China Banking Ring of Fire for MNCs

♠ Posted by Emmanuel in , at 3/02/2007 02:20:00 AM
China is committed to opening up its banking sector to international providers of financial services because of its WTO membership. Stipulations on foreign access to the local Chinese market--including the provision of renminbi accounts--came into effect late last year. However, the government has made foreign banks jump through many hoops to obtain licenses as the competitiveness of Chinese banks--particularly state-controlled banks (SCBs)--remains questionable. With their high levels of non-performing loans that the government has spent a reported $400 billion to bail out since 1998, forced purchases of low-yielding sterilization bills to keep inflation in check, and forced purchases of foreign assets so official reserves do not appear so mind-bogglingly huge, these banks bear the brunt of state interference.

Oxford Analytica has just catalogued some eye-popping hoops that a foreign bank must go through to operate in China:
  • minimum registered capital of 1 billion renminbi ($129.2M) and allocation of 100 million renminbi ($12.9M) to each branch it opens to obtain national treatment;
  • having total assets of over $10 billion, while a foreign bank that seeks to open a branch has to have total assets of over $20 billion;
  • foreign branch banks can only take time deposits above 1 million renminbi ($129,200) from Chinese citizens if not locally incorporated;
  • numerous provisions allow the China Banking Regulatory Commission (CBRC) to slow or even stop the expansion of foreign banks at any time.

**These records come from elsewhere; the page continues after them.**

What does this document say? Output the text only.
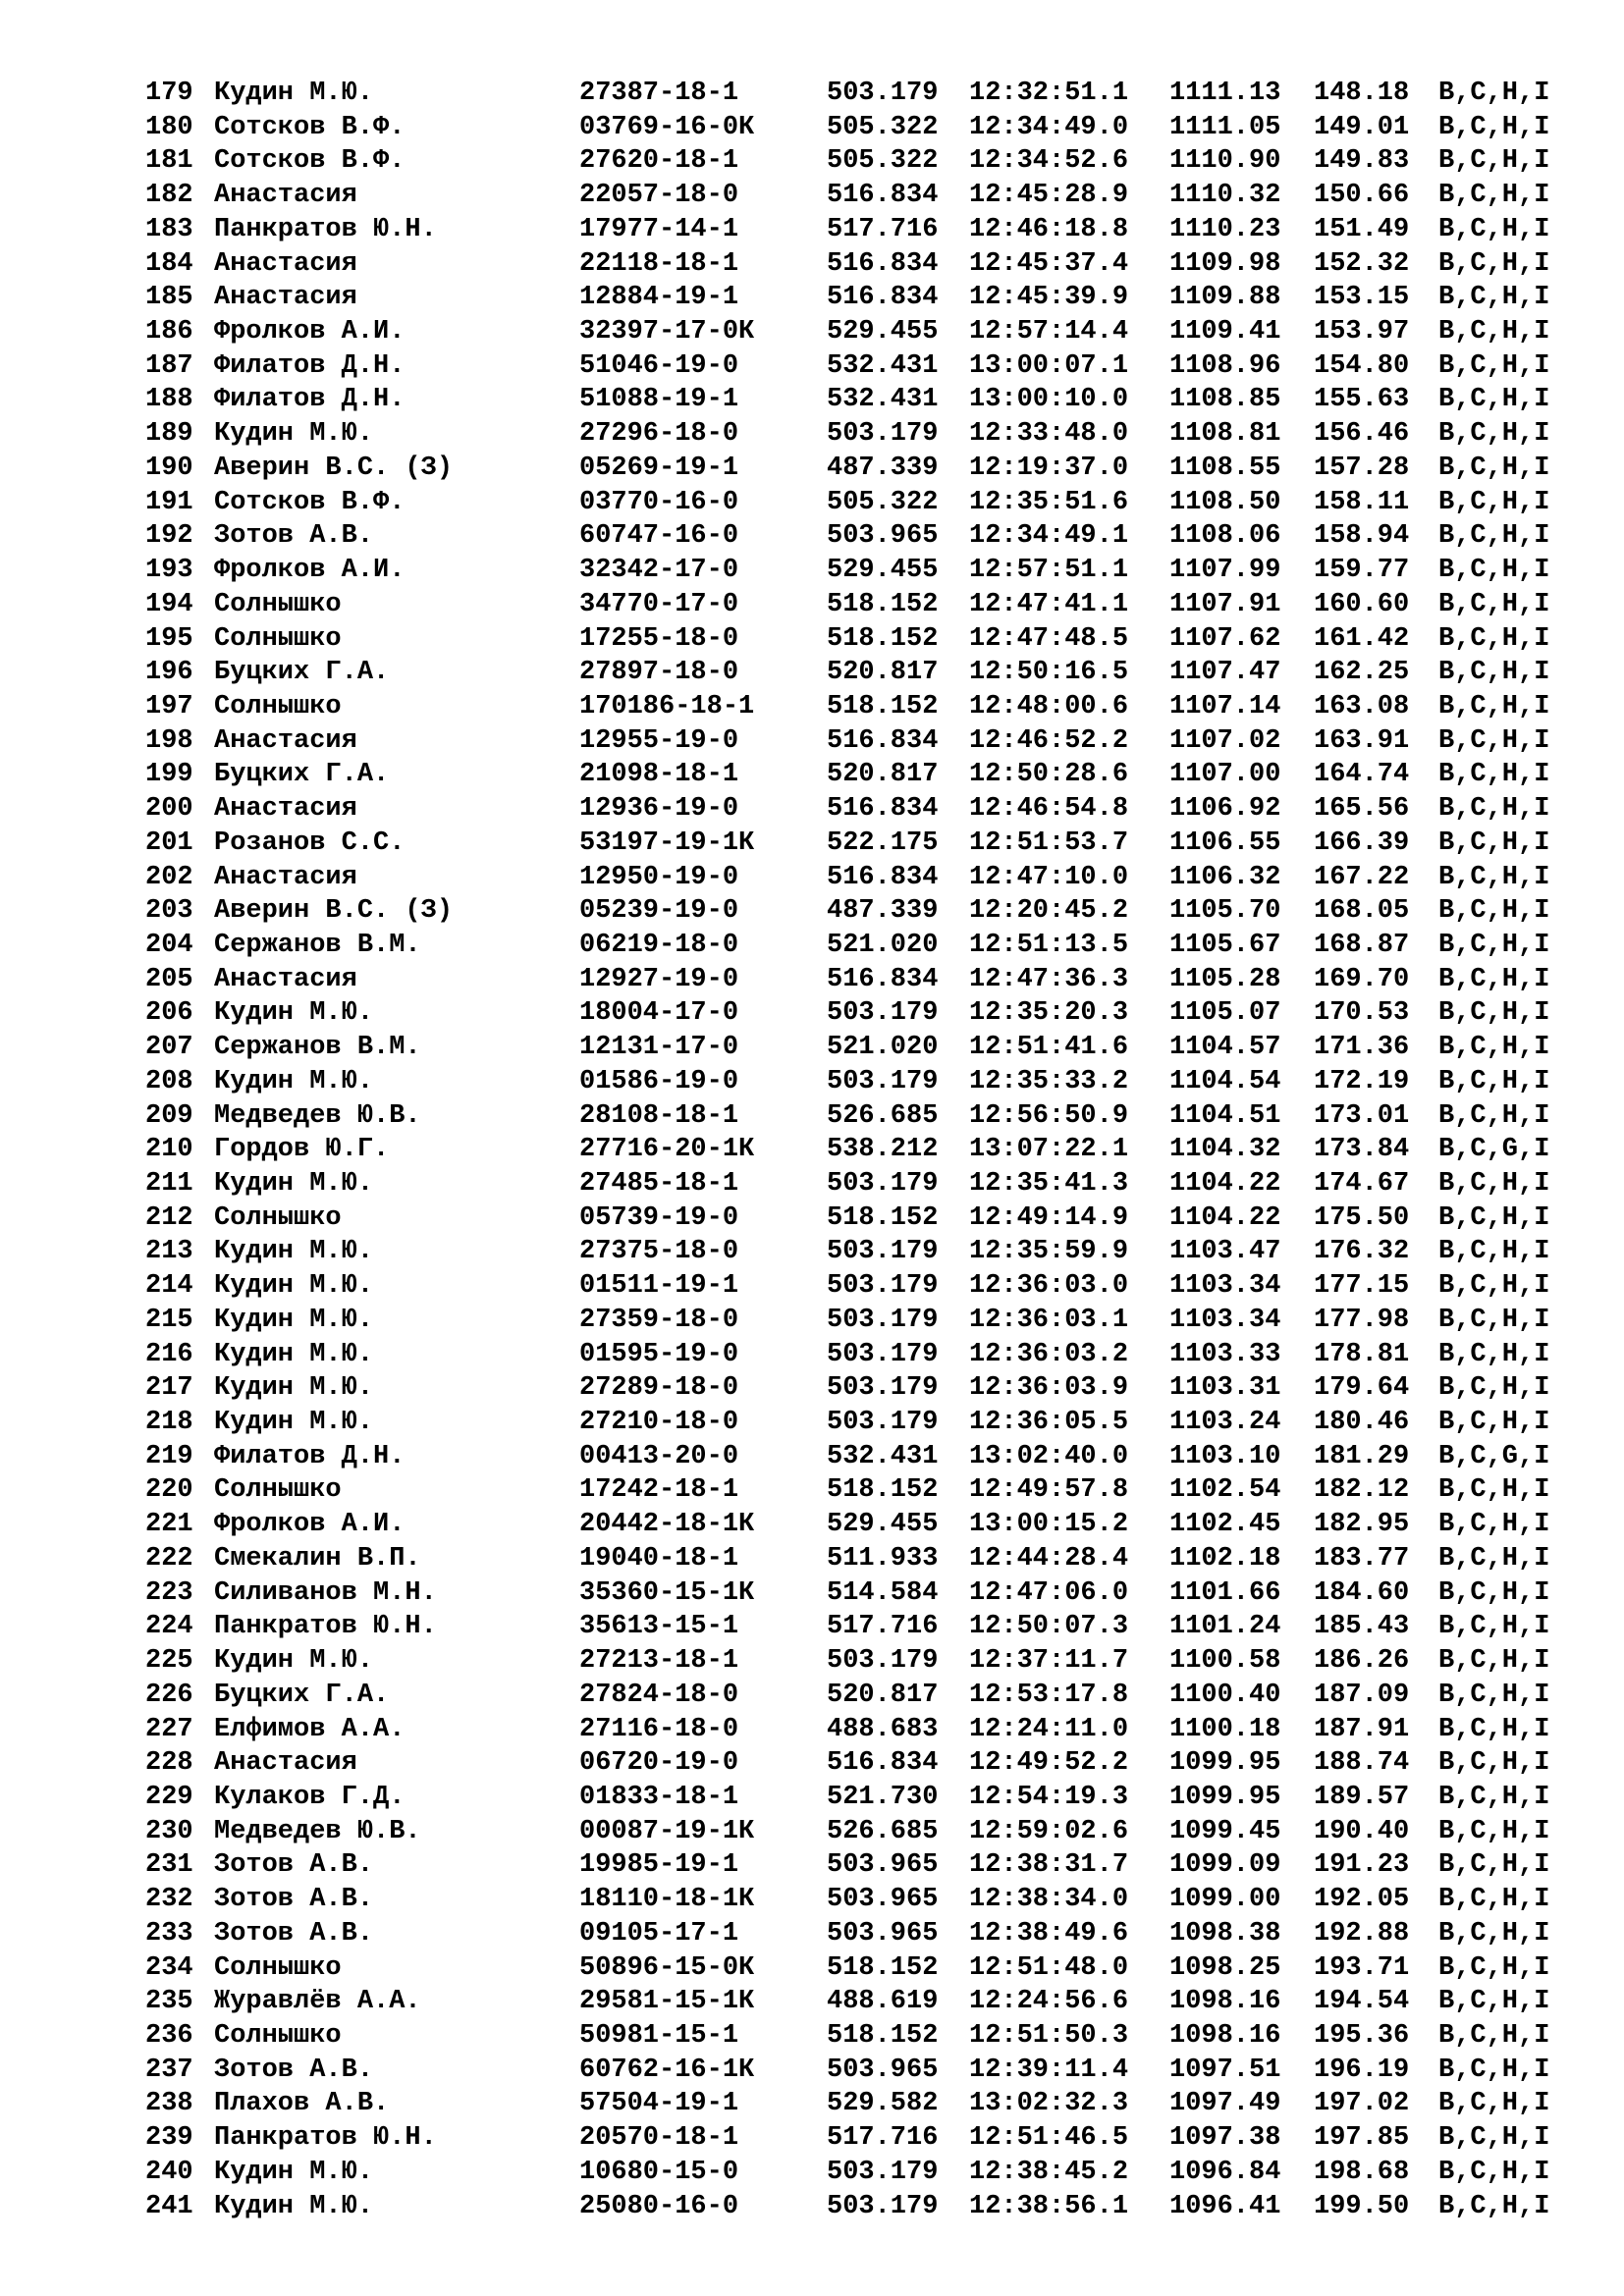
179 Кудин М.Ю.	27387-18-1	503.179	12:32:51.1	1111.13	148.18	B,C,H,I
180 Сотсков В.Ф.	03769-16-0К	505.322	12:34:49.0	1111.05	149.01	B,C,H,I
181 Сотсков В.Ф.	27620-18-1	505.322	12:34:52.6	1110.90	149.83	B,C,H,I
182 Анастасия	22057-18-0	516.834	12:45:28.9	1110.32	150.66	B,C,H,I
183 Панкратов Ю.Н.	17977-14-1	517.716	12:46:18.8	1110.23	151.49	B,C,H,I
184 Анастасия	22118-18-1	516.834	12:45:37.4	1109.98	152.32	B,C,H,I
185 Анастасия	12884-19-1	516.834	12:45:39.9	1109.88	153.15	B,C,H,I
186 Фролков А.И.	32397-17-0К	529.455	12:57:14.4	1109.41	153.97	B,C,H,I
187 Филатов Д.Н.	51046-19-0	532.431	13:00:07.1	1108.96	154.80	B,C,H,I
188 Филатов Д.Н.	51088-19-1	532.431	13:00:10.0	1108.85	155.63	B,C,H,I
189 Кудин М.Ю.	27296-18-0	503.179	12:33:48.0	1108.81	156.46	B,C,H,I
190 Аверин В.С. (З)	05269-19-1	487.339	12:19:37.0	1108.55	157.28	B,C,H,I
191 Сотсков В.Ф.	03770-16-0	505.322	12:35:51.6	1108.50	158.11	B,C,H,I
192 Зотов А.В.	60747-16-0	503.965	12:34:49.1	1108.06	158.94	B,C,H,I
193 Фролков А.И.	32342-17-0	529.455	12:57:51.1	1107.99	159.77	B,C,H,I
194 Солнышко	34770-17-0	518.152	12:47:41.1	1107.91	160.60	B,C,H,I
195 Солнышко	17255-18-0	518.152	12:47:48.5	1107.62	161.42	B,C,H,I
196 Буцких Г.А.	27897-18-0	520.817	12:50:16.5	1107.47	162.25	B,C,H,I
197 Солнышко	170186-18-1	518.152	12:48:00.6	1107.14	163.08	B,C,H,I
198 Анастасия	12955-19-0	516.834	12:46:52.2	1107.02	163.91	B,C,H,I
199 Буцких Г.А.	21098-18-1	520.817	12:50:28.6	1107.00	164.74	B,C,H,I
200 Анастасия	12936-19-0	516.834	12:46:54.8	1106.92	165.56	B,C,H,I
201 Розанов С.С.	53197-19-1К	522.175	12:51:53.7	1106.55	166.39	B,C,H,I
202 Анастасия	12950-19-0	516.834	12:47:10.0	1106.32	167.22	B,C,H,I
203 Аверин В.С. (З)	05239-19-0	487.339	12:20:45.2	1105.70	168.05	B,C,H,I
204 Сержанов В.М.	06219-18-0	521.020	12:51:13.5	1105.67	168.87	B,C,H,I
205 Анастасия	12927-19-0	516.834	12:47:36.3	1105.28	169.70	B,C,H,I
206 Кудин М.Ю.	18004-17-0	503.179	12:35:20.3	1105.07	170.53	B,C,H,I
207 Сержанов В.М.	12131-17-0	521.020	12:51:41.6	1104.57	171.36	B,C,H,I
208 Кудин М.Ю.	01586-19-0	503.179	12:35:33.2	1104.54	172.19	B,C,H,I
209 Медведев Ю.В.	28108-18-1	526.685	12:56:50.9	1104.51	173.01	B,C,H,I
210 Гордов Ю.Г.	27716-20-1К	538.212	13:07:22.1	1104.32	173.84	B,C,G,I
211 Кудин М.Ю.	27485-18-1	503.179	12:35:41.3	1104.22	174.67	B,C,H,I
212 Солнышко	05739-19-0	518.152	12:49:14.9	1104.22	175.50	B,C,H,I
213 Кудин М.Ю.	27375-18-0	503.179	12:35:59.9	1103.47	176.32	B,C,H,I
214 Кудин М.Ю.	01511-19-1	503.179	12:36:03.0	1103.34	177.15	B,C,H,I
215 Кудин М.Ю.	27359-18-0	503.179	12:36:03.1	1103.34	177.98	B,C,H,I
216 Кудин М.Ю.	01595-19-0	503.179	12:36:03.2	1103.33	178.81	B,C,H,I
217 Кудин М.Ю.	27289-18-0	503.179	12:36:03.9	1103.31	179.64	B,C,H,I
218 Кудин М.Ю.	27210-18-0	503.179	12:36:05.5	1103.24	180.46	B,C,H,I
219 Филатов Д.Н.	00413-20-0	532.431	13:02:40.0	1103.10	181.29	B,C,G,I
220 Солнышко	17242-18-1	518.152	12:49:57.8	1102.54	182.12	B,C,H,I
221 Фролков А.И.	20442-18-1К	529.455	13:00:15.2	1102.45	182.95	B,C,H,I
222 Смекалин В.П.	19040-18-1	511.933	12:44:28.4	1102.18	183.77	B,C,H,I
223 Силиванов М.Н.	35360-15-1К	514.584	12:47:06.0	1101.66	184.60	B,C,H,I
224 Панкратов Ю.Н.	35613-15-1	517.716	12:50:07.3	1101.24	185.43	B,C,H,I
225 Кудин М.Ю.	27213-18-1	503.179	12:37:11.7	1100.58	186.26	B,C,H,I
226 Буцких Г.А.	27824-18-0	520.817	12:53:17.8	1100.40	187.09	B,C,H,I
227 Елфимов А.А.	27116-18-0	488.683	12:24:11.0	1100.18	187.91	B,C,H,I
228 Анастасия	06720-19-0	516.834	12:49:52.2	1099.95	188.74	B,C,H,I
229 Кулаков Г.Д.	01833-18-1	521.730	12:54:19.3	1099.95	189.57	B,C,H,I
230 Медведев Ю.В.	00087-19-1К	526.685	12:59:02.6	1099.45	190.40	B,C,H,I
231 Зотов А.В.	19985-19-1	503.965	12:38:31.7	1099.09	191.23	B,C,H,I
232 Зотов А.В.	18110-18-1К	503.965	12:38:34.0	1099.00	192.05	B,C,H,I
233 Зотов А.В.	09105-17-1	503.965	12:38:49.6	1098.38	192.88	B,C,H,I
234 Солнышко	50896-15-0К	518.152	12:51:48.0	1098.25	193.71	B,C,H,I
235 Журавлёв А.А.	29581-15-1К	488.619	12:24:56.6	1098.16	194.54	B,C,H,I
236 Солнышко	50981-15-1	518.152	12:51:50.3	1098.16	195.36	B,C,H,I
237 Зотов А.В.	60762-16-1К	503.965	12:39:11.4	1097.51	196.19	B,C,H,I
238 Плахов А.В.	57504-19-1	529.582	13:02:32.3	1097.49	197.02	B,C,H,I
239 Панкратов Ю.Н.	20570-18-1	517.716	12:51:46.5	1097.38	197.85	B,C,H,I
240 Кудин М.Ю.	10680-15-0	503.179	12:38:45.2	1096.84	198.68	B,C,H,I
241 Кудин М.Ю.	25080-16-0	503.179	12:38:56.1	1096.41	199.50	B,C,H,I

By placing such onerous conditions on entry and operation, China is attempting to shield its SCBs from the onslaught of foreign competition. For instance, such high minimum requirements for renminbi time deposits may make non-incorporated foreign bank operations in China more akin to private banking for an elite clientèle than to retail banking. I enumerated the US cases against China that are underway or are almost underway at the WTO. I suspect that it might not be long before foreign banks start complaining about these onerous conditions for doing business in China. Could these conditions be deemed non-tariff barriers to services by the WTO? Watch this space.